South Asian couples, because of their value for group happiness, have to be particularly careful when balancing the line of staying true to the culture and maintaining a healthy relationship. By not speaking up due to minimizing the problems, an argument may be avoided temporarily; however, those feelings are bottled up inside and they always find their way out.
In Anjana’s case, she may not tell her husband how much she wishes he could better balance his work with their home life. But something like is much more likely to happen:
For the 5th night in a row, Jayant returned home from work around midnight. He put his bag down and walked into the laundry room where Anjana was. “Sorry I’m late again. This case is so difficult. I can’t wait until it is over,” he said.
Anjana didn’t seem to respond so Jayant decided to leave the laundry room stating that he was going to change and get on his computer. As he walked away, she saw a red shirt in their white laundry load.
She yelled after him, “Jayant! How many times do I have to tell you to stop putting colors in the white load? Do you think I have nothing better to do with my time than sort your laundry? Why is it so difficult for you to follow directions?”
Jayant, replied sarcastically, “Wow. You know you’re right. After working 14 hours a day, the most important thing in my life is what color my shirt is and what color the laundry is.”Rolling his eyes, he said, “It’s just one shirt for God’s sake.”
Even angrier than before, Anjana became defensive, “Just one shirt?! Do you think what I do around the house is a joke and not that important? Without me this house would be a disaster and you wouldn’t have any clothes to wear! ”
As you can probably recognize, this is just the beginning of what would be a very long and painful argument because of a simple laundry mistake. The scale of the argument is larger than the mistake; the fight does not match the crime.
Instead, Anjana’s bottled up emotions about Jayant’s work schedule came out through her frustration about laundry. This resentment about his work schedule would remain even if he stops mixing colors with whites. will lead nowhere because they are not actually arguing about laundry and she will still feel
Had Anjana addressed her issues about Jayant’s work schedule with him directly, she would not have had to minimize the problem, trying to tell herself it is not a big deal that she is unhappy.
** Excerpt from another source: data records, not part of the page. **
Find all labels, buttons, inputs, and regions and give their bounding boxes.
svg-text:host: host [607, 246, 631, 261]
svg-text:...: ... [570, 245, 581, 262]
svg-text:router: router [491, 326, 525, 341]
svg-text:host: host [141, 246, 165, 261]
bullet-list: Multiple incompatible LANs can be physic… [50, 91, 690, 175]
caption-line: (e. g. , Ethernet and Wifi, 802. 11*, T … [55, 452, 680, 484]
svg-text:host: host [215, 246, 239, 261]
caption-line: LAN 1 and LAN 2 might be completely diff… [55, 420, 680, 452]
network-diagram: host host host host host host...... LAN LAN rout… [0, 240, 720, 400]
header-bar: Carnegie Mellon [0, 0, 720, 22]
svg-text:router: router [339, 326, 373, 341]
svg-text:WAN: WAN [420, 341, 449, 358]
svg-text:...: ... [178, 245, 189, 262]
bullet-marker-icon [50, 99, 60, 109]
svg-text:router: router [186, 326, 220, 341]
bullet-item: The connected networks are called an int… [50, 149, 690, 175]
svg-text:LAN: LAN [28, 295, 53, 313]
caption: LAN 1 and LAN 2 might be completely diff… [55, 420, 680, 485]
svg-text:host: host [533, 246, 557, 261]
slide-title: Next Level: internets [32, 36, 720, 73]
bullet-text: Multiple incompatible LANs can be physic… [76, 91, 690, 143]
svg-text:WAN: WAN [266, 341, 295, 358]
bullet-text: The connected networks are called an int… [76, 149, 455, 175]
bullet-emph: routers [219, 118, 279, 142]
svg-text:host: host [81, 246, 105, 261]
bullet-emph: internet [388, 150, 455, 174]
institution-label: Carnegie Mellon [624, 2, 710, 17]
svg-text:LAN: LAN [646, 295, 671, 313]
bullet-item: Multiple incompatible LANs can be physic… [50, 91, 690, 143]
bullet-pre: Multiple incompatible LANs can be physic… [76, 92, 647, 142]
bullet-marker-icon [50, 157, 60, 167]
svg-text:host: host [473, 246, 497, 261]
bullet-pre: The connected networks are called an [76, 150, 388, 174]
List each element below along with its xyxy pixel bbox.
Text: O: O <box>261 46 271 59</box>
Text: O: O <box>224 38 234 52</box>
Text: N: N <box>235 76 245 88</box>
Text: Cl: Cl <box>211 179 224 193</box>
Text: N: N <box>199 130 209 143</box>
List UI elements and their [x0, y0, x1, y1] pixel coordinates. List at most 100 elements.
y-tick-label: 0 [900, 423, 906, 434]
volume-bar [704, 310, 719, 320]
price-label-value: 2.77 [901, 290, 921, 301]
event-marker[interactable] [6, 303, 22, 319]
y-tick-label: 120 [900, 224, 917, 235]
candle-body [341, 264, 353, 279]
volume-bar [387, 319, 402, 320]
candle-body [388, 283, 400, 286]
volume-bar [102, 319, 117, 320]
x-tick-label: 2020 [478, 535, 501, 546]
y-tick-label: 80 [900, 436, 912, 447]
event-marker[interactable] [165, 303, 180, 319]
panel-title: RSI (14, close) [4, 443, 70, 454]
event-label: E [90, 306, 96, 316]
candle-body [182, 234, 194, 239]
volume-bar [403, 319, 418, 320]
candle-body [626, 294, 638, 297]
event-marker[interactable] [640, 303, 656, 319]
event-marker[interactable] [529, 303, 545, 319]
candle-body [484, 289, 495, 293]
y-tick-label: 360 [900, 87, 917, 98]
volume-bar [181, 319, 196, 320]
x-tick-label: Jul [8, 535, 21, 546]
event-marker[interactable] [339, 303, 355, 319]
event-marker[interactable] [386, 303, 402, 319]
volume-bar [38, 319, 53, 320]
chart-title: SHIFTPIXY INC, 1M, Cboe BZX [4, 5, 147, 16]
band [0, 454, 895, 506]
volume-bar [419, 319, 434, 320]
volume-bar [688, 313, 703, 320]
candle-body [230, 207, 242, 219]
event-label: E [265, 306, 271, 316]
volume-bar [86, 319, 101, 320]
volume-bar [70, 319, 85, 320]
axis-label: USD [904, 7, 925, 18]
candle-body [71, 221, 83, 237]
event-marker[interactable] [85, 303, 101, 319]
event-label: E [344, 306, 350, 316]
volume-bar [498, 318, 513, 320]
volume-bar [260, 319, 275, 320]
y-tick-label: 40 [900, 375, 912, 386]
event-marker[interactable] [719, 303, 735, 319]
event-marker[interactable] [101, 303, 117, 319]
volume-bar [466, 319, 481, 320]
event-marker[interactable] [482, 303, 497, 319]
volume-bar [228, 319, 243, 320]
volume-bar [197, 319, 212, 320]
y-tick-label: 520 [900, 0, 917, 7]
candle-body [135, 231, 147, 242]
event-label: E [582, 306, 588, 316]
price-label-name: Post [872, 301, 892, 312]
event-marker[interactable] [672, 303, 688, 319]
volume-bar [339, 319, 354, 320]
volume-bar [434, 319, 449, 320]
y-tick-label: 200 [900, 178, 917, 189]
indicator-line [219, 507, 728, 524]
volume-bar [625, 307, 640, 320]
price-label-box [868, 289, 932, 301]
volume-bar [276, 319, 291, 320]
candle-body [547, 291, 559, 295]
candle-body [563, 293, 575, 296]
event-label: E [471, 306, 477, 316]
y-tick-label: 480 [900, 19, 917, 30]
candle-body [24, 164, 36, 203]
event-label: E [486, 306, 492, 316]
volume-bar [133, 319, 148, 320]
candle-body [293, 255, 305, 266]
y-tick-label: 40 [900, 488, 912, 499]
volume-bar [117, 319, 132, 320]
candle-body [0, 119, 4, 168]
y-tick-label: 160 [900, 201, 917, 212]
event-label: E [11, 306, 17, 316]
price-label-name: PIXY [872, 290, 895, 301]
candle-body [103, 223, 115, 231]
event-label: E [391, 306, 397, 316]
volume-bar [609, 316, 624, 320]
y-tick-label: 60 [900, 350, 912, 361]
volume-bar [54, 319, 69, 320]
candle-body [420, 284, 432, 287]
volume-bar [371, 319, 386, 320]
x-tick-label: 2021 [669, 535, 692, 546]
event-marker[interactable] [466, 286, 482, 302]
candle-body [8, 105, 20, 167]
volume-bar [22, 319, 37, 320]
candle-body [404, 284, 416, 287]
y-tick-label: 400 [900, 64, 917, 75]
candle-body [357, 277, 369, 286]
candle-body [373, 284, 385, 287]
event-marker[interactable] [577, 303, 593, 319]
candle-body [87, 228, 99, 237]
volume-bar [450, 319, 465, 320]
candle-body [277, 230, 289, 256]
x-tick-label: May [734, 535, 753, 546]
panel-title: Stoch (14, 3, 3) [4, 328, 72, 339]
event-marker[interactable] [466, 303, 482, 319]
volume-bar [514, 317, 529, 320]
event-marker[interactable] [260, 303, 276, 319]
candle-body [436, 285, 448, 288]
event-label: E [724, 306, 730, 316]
Her emotions would not have been bottled up and they would not have come out in the way that they did.
Next time you are upset by your partner, ask yourself, “Am I really helping the relationship by staying quiet?” If you find yourself still mulling over the incident a few hours, a few days or a few weeks later, the answer is no and you should find a time when you both are calm to address it and avoid hurting your relationship further.
And if you have minimized the problem and you find yourself arguing about something small and insignificant like laundry ask yourself, “Is this what I’m actually mad about?” Chances are the answer is no and that is your cue to immediately set a time to talk to your partner about what is actually bothering you.
The key is remembering that you can complain about a behavior while still being grateful for what your partner does for the relationship.